A reformulação de um comunismo por socialistas: improvisação e sincronia

Em 1956 um grupo de historiadores marxistas proeminentes da Inglaterra rompe com o Partido Comunista após a invasão da Hungria pela URSS e outras práticas, condenadas por Christopher Hill, Perry Anderson, Rodney Hilton, Dona Torr, dentre outros. Esse grupo dará o tom intelectual para a renovação marxista global, sendo a referência de estudos até hoje sobre a classe trabalhadora. Com o avançar de suas pesquisas, a crítica ao stalinismo e seus sucessores não vai ser apenas política, mas vai encontrar na teoria e prática historiográfica e na própria experiência de classe seus principais lugares. Uma resposta categórica a autores próximos teoricamente do stalinismo como Louis Althusser, será “A Formação da Classe Operária Inglesa”, lançado na década de 1960, por Edward Thompson. Ele refez a história do operariado inglês e rebate a ideia de que a formação de classe operária se daria apenas com sua consciência de si – e com a formação de um partido ou programa -, mas ao contrário, para a consciência de si ser gerada, era necessária uma experiência anterior de agentes em meios às transformações econômicas e sociais (THOMPSON, 1987). A construção constante da classe trabalhadora, portanto, não segue diretamente a economia, mas é uma resposta da reformulação cultural de trabalhadores diante de problemas que as forças produtivas colocam. Classe e luta de classes, nessa visão, existem antes da consciência de classe (MATTOS, 2010).

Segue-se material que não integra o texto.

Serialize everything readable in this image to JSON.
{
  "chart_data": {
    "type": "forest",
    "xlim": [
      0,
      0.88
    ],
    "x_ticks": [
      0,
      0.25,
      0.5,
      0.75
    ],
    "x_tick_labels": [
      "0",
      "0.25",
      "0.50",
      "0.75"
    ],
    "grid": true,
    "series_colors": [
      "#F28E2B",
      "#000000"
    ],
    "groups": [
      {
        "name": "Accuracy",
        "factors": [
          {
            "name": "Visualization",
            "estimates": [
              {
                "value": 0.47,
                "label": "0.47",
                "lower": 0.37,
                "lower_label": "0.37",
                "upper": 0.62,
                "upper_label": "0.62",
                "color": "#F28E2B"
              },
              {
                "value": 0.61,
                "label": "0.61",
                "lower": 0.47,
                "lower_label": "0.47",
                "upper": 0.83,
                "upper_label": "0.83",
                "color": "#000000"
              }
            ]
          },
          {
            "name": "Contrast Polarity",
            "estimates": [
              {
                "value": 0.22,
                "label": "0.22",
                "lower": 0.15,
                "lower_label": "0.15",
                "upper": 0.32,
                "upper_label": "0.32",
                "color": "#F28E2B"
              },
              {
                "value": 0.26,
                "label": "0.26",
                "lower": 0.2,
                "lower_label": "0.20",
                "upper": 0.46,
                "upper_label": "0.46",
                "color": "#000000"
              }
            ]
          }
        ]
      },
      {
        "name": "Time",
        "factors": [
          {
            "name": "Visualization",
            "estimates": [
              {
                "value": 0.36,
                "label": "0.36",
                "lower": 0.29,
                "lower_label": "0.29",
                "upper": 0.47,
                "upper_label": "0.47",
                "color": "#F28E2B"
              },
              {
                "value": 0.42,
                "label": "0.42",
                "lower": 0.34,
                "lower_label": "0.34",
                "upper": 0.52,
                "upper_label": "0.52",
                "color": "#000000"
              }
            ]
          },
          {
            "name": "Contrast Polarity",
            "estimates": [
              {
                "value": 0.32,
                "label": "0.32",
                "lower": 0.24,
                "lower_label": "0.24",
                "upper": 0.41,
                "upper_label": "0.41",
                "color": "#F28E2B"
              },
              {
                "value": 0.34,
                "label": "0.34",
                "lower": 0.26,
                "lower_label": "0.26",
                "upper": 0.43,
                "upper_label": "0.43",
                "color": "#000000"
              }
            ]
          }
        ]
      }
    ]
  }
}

A ideia de uma (re)construção socialista por baixo não apenas chegou para intelectuais e, com o desgaste da URSS, movimentos sociais e revolucionários faziam mais que defender o regime contra o capitalismo, mas de reformar métodos de inserção de idéias socialistas entre a classe trabalhadora. Após a repressão brutal à comunistas na Ditadura Civil-Militar no Brasil e a consequente saída da esquerda de suas bases e dos ambientes periféricos, era preciso testar novas idéias e experiências, dessa vez mais próximas, geograficamente falando. Nei Orzekovski, do Movimento dos Trabalhadores sem Terra (MST), hoje um dos movimentos sociais com mais respaldo na América Latina, por exemplo, conta que

“Além de entender o pensamento filosófico, crítico e revolucionário de Che, o desafio é compreender uma das coisas principais que ele demonstrou em sua prática. Negar os dogmas e os sectarismos que se implementavam na época, a partir da orientação do partido comunista da Rússia. A abertura de compreender o mundo e a realidade de forma dialética e dinâmica é uma marca do pensamento de Che. Ele fazia uma crítica às orientações fechadas que vinham do socialismo russo. Além disso, demonstrou um esforço em pregar teoria e prática cotidiana, na vida das pessoas, partindo dos valores, do trabalho voluntário, da solidariedade (Nei Orzekovski citado em RUBBO, 2016. p.238.)”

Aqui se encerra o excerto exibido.